Things I miss about UNIX
2007-10-11
A long, long, time ago, in a vertical far, far away, I once used to spend a lot of my time doing various things with UNIX - as an administrator or a developer. Somewhere along the route I appear to have become waylaid - I now spend most of my time (literally, I feel) in front of a Windows machine, like one of those office workers I used to have to support. How the tables have turned.

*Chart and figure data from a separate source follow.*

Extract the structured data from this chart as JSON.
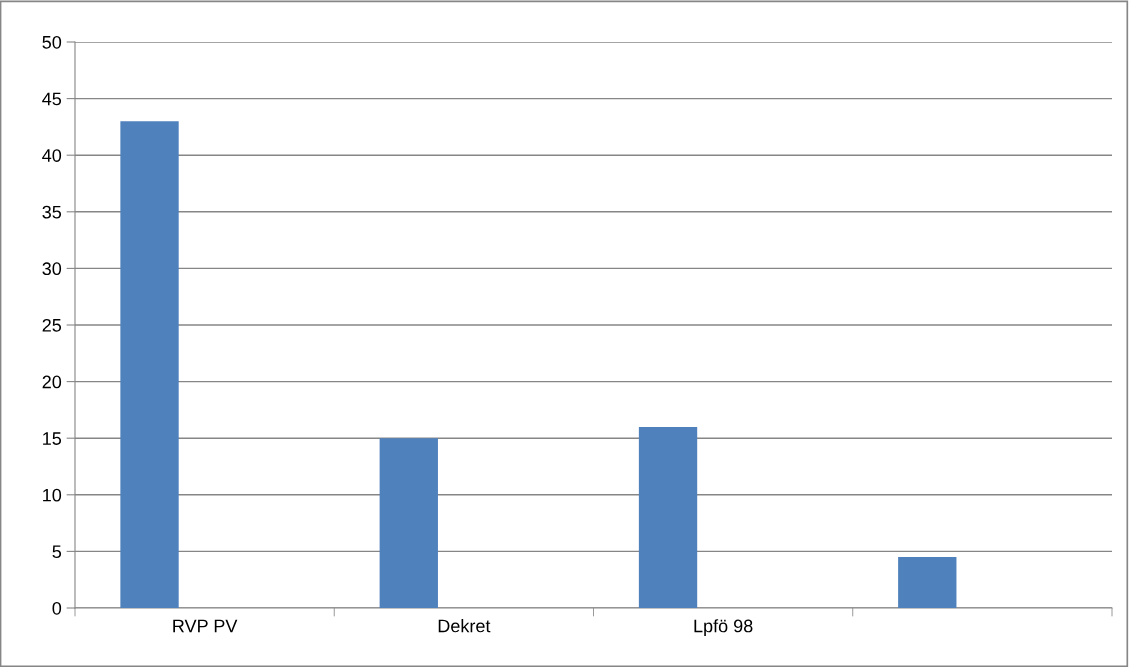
{
  "chart_data": {
    "type": "bar",
    "categories": [
      "RVP PV",
      "Dekret",
      "Lpfö 98",
      null
    ],
    "values": [
      43,
      15,
      16,
      4.5
    ],
    "color": "#4f81bd",
    "ylim": [
      0,
      50
    ],
    "yticks": [
      0,
      5,
      10,
      15,
      20,
      25,
      30,
      35,
      40,
      45,
      50
    ],
    "grid": "y",
    "legend": false
  }
}
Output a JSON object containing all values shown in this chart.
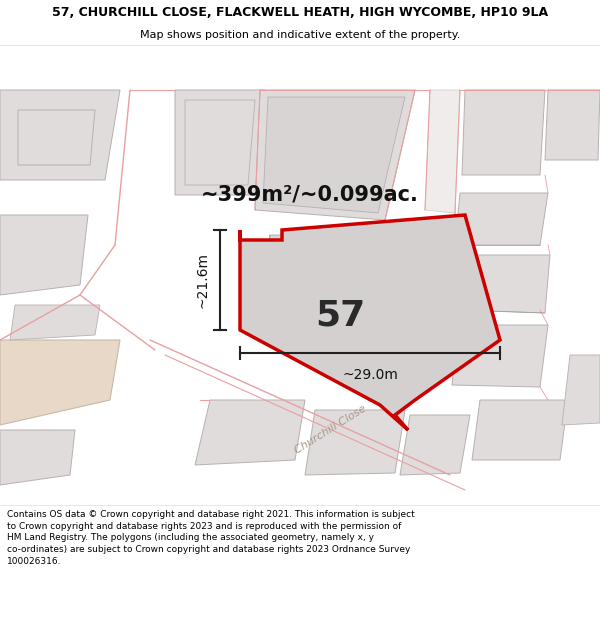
{
  "title_line1": "57, CHURCHILL CLOSE, FLACKWELL HEATH, HIGH WYCOMBE, HP10 9LA",
  "title_line2": "Map shows position and indicative extent of the property.",
  "area_text": "~399m²/~0.099ac.",
  "label_57": "57",
  "dim_width": "~29.0m",
  "dim_height": "~21.6m",
  "road_label": "Churchill Close",
  "footer_text": "Contains OS data © Crown copyright and database right 2021. This information is subject to Crown copyright and database rights 2023 and is reproduced with the permission of HM Land Registry. The polygons (including the associated geometry, namely x, y co-ordinates) are subject to Crown copyright and database rights 2023 Ordnance Survey 100026316.",
  "map_bg": "#ffffff",
  "plot_fill": "#d8d4d4",
  "plot_edge": "#cc0000",
  "pink_line": "#e8a0a0",
  "gray_line": "#a0a0a0",
  "building_fill": "#e0dcdc",
  "building_edge": "#b8b0b0",
  "beige_fill": "#e8d8c8",
  "title_fontsize": 9,
  "subtitle_fontsize": 8,
  "footer_fontsize": 6.5
}
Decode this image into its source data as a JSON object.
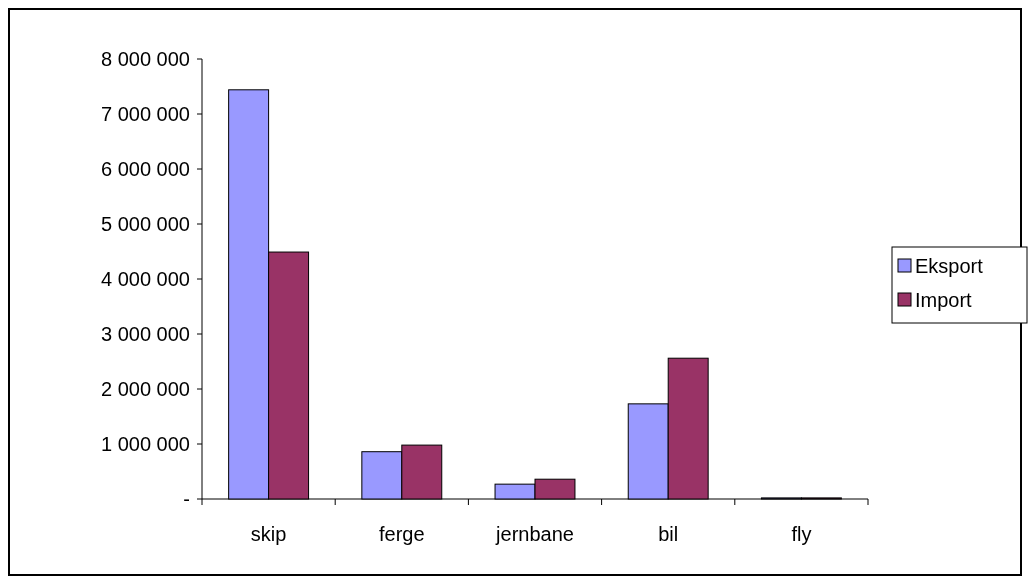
{
  "chart_data": {
    "type": "bar",
    "categories": [
      "skip",
      "ferge",
      "jernbane",
      "bil",
      "fly"
    ],
    "series": [
      {
        "name": "Eksport",
        "color": "#9999ff",
        "values": [
          7440000,
          860000,
          270000,
          1730000,
          20000
        ]
      },
      {
        "name": "Import",
        "color": "#993366",
        "values": [
          4490000,
          980000,
          360000,
          2560000,
          20000
        ]
      }
    ],
    "ylim": [
      0,
      8000000
    ],
    "yticks": [
      {
        "value": 0,
        "label": "-"
      },
      {
        "value": 1000000,
        "label": "1 000 000"
      },
      {
        "value": 2000000,
        "label": "2 000 000"
      },
      {
        "value": 3000000,
        "label": "3 000 000"
      },
      {
        "value": 4000000,
        "label": "4 000 000"
      },
      {
        "value": 5000000,
        "label": "5 000 000"
      },
      {
        "value": 6000000,
        "label": "6 000 000"
      },
      {
        "value": 7000000,
        "label": "7 000 000"
      },
      {
        "value": 8000000,
        "label": "8 000 000"
      }
    ],
    "grid": false,
    "legend": "right"
  }
}
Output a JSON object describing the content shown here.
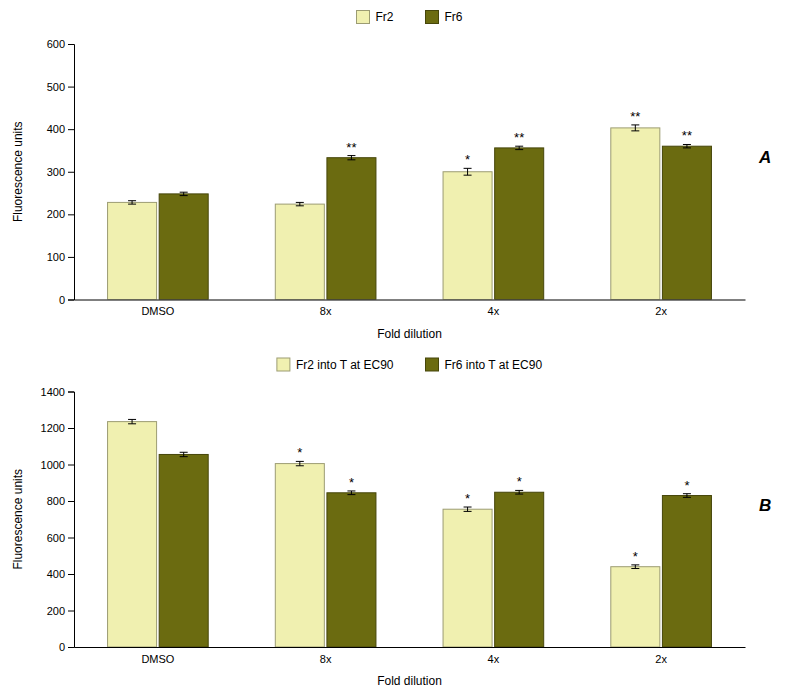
{
  "chart_data": [
    {
      "type": "bar",
      "title": "A",
      "categories": [
        "DMSO",
        "8x",
        "4x",
        "2x"
      ],
      "series": [
        {
          "name": "Fr2",
          "color": "#f0f0b0",
          "values": [
            228,
            224,
            300,
            403
          ],
          "errors": [
            4,
            4,
            8,
            7
          ],
          "annotations": [
            null,
            null,
            "*",
            "**"
          ]
        },
        {
          "name": "Fr6",
          "color": "#6b6b10",
          "values": [
            248,
            333,
            356,
            360
          ],
          "errors": [
            4,
            5,
            4,
            4
          ],
          "annotations": [
            null,
            "**",
            "**",
            "**"
          ]
        }
      ],
      "x_label": "Fold dilution",
      "y_label": "Fluorescence units",
      "ylim": [
        0,
        600
      ],
      "yticks": [
        0,
        100,
        200,
        300,
        400,
        500,
        600
      ],
      "legend": "top"
    },
    {
      "type": "bar",
      "title": "B",
      "categories": [
        "DMSO",
        "8x",
        "4x",
        "2x"
      ],
      "series": [
        {
          "name": "Fr2 into T at EC90",
          "color": "#f0f0b0",
          "values": [
            1235,
            1005,
            755,
            440
          ],
          "errors": [
            12,
            12,
            12,
            10
          ],
          "annotations": [
            null,
            "*",
            "*",
            "*"
          ]
        },
        {
          "name": "Fr6 into T at EC90",
          "color": "#6b6b10",
          "values": [
            1055,
            845,
            848,
            830
          ],
          "errors": [
            12,
            10,
            10,
            10
          ],
          "annotations": [
            null,
            "*",
            "*",
            "*"
          ]
        }
      ],
      "x_label": "Fold dilution",
      "y_label": "Fluorescence units",
      "ylim": [
        0,
        1400
      ],
      "yticks": [
        0,
        200,
        400,
        600,
        800,
        1000,
        1200,
        1400
      ],
      "legend": "top"
    }
  ]
}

Don't get me wrong, I'm quite satisfied with what I have, though some things could of course be better. Much like, I suspect, the majority of office workers out there. However (and probably unlike the majority of office workers out there), there are some things I do miss about UNIX:
- text manipulation - the number of commands (sort, uniq, awk, etc) available to muck around with strings, extract them, compare them, munge them together and so on
- pipes - with the above, making it very simple and elegant to develop command lines that could do some very powerful things
- the command line (of course) - but not just for text stuff, also just to make it very easy to move around directories and move things around
- the knowledge (though this had to be learned) of where admin information was being stored, generally in text files which could be easily changed (though this was a two edged sword!)
- finally, the general feeling of control that comes from having an operating system in which everything was configurable, even to the extent of tuning the kernel...
... so I guess the question is, if it was so great, why don't I still use it? Bluntly, the answer is that it wasn't - so great, that is - at least, not for I have needed computers for, for the past 10 years. This is possibly more an indictment of me than of any specific technology, in that I don't have the time or the inclination to spend my time tinkering with software, when I should be getting on with other stuff - writing, generally. Also, and again to be blunt, office apps have (until recently) been poor or stupenduously expensive for UNIX, as anyone who tried WordPerfect for UNIX will testify.
All the same, that doesn't stop me missing such things as the above - particularly when desktop tools from Windows don't cut the mustard. If I wanted to dedupe my email contacts in UNIX for example, I could do so with 2 or 3 commands piped together in a single line... whereas in Windows, I have the option to filch around the Internet for a piece of freeware (slow), or write a bit of code myself (unlikely - and option 3, to actually buy something, is beyond me completely). Of course, all is not lost as I could just install Cygnux for many of the above benefits, but somehow, I just don't think it would feel the same.